Michael Spies

Hans Blix was the primary witness at a September 26 congressional hearing titled, “Weapons of Mass Destruction: Current Nuclear Proliferation Challenges,” held by the House Subcommittee on National Security, Emerging Threats and International Relations, chaired by Christopher Shays (R-CT). The hearing also featured two additional panels, one comprised of governmental officials and the other comprised of non-governmental representatives.

Beyond the narrow-minded conception of non-proliferation prevalent in Washington, Blix, focusing on the findings made in the Weapons of Mass Destruction Commission’s report, Weapons of Terror, took the opportunity to inform Congress:

A large number–if not all–of the non-nuclear weapon states parties to the NPT consider that the nuclear weapon states parties are seriously failing in compliance with their commitments under the treaty to move to nuclear disarmament.

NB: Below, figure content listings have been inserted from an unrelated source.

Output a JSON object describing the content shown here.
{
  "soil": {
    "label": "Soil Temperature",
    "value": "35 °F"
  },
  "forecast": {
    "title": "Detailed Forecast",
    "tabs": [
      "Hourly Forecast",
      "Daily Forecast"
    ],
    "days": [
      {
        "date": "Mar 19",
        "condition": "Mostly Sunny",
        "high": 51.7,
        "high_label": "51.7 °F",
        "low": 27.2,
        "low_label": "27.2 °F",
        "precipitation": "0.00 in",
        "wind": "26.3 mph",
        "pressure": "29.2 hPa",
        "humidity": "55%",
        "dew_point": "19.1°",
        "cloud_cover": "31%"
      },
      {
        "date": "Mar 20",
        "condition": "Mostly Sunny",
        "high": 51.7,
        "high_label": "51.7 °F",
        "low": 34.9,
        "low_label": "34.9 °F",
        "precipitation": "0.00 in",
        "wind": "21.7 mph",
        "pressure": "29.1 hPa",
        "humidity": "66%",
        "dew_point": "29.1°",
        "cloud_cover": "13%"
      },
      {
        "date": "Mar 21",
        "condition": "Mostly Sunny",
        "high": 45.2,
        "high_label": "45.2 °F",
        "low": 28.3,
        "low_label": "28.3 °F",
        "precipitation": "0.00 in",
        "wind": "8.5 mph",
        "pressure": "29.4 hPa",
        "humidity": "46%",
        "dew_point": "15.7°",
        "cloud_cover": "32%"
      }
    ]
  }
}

However, in his prepared testimony Blix declined to highlight the inextricable connection between non-proliferation and disarmament as forcibly as was done by the WMD Commission, which forcefully noted:

So long as any state has nuclear weapons, others will want them. So long as any such weapons remain, there is a risk that they will one day be used, by design or accident. And any such use would be catastrophic.

However, Blix did note that, in the view of the Commission, “nuclear weapons may be particularly dangerous in some hands but constitutes a danger in anybody’s hands.” Thus he reasserted Commission’s pointed rejection of the “suggestion that nuclear weapons in the hands of some pose no threat, while in the hands of others they place the world in mortal jeopardy.”

Two other notable non-governmental panelists, Ambassador Thomas Graham, chairman of the Bipartisan Security Group, and Jonathan Granoff, president of the Global Security Institute, also focused primarily on disarmament issues in their testimonies.

Iran and the Nuclear Fuel Cycle

Blix also highlighted the connection between threats to state security and proliferation, saying specifically in the context of Iran that:

Just as security considerations are important behind some states’ non- adherence [India, Israel, Pakistan] such considerations may also figure among the factors which have led some states’ failure to comply. Iran’s enrichment program appears to go back to the 1980s. If there were intentions to acquire nuclear weapons or getting closer to the option, these might well have been based in suspicions that Saddam Hussein in Iraq was working to develop nuclear weapons and that Iran’s security required a response. The suspicion would have been right.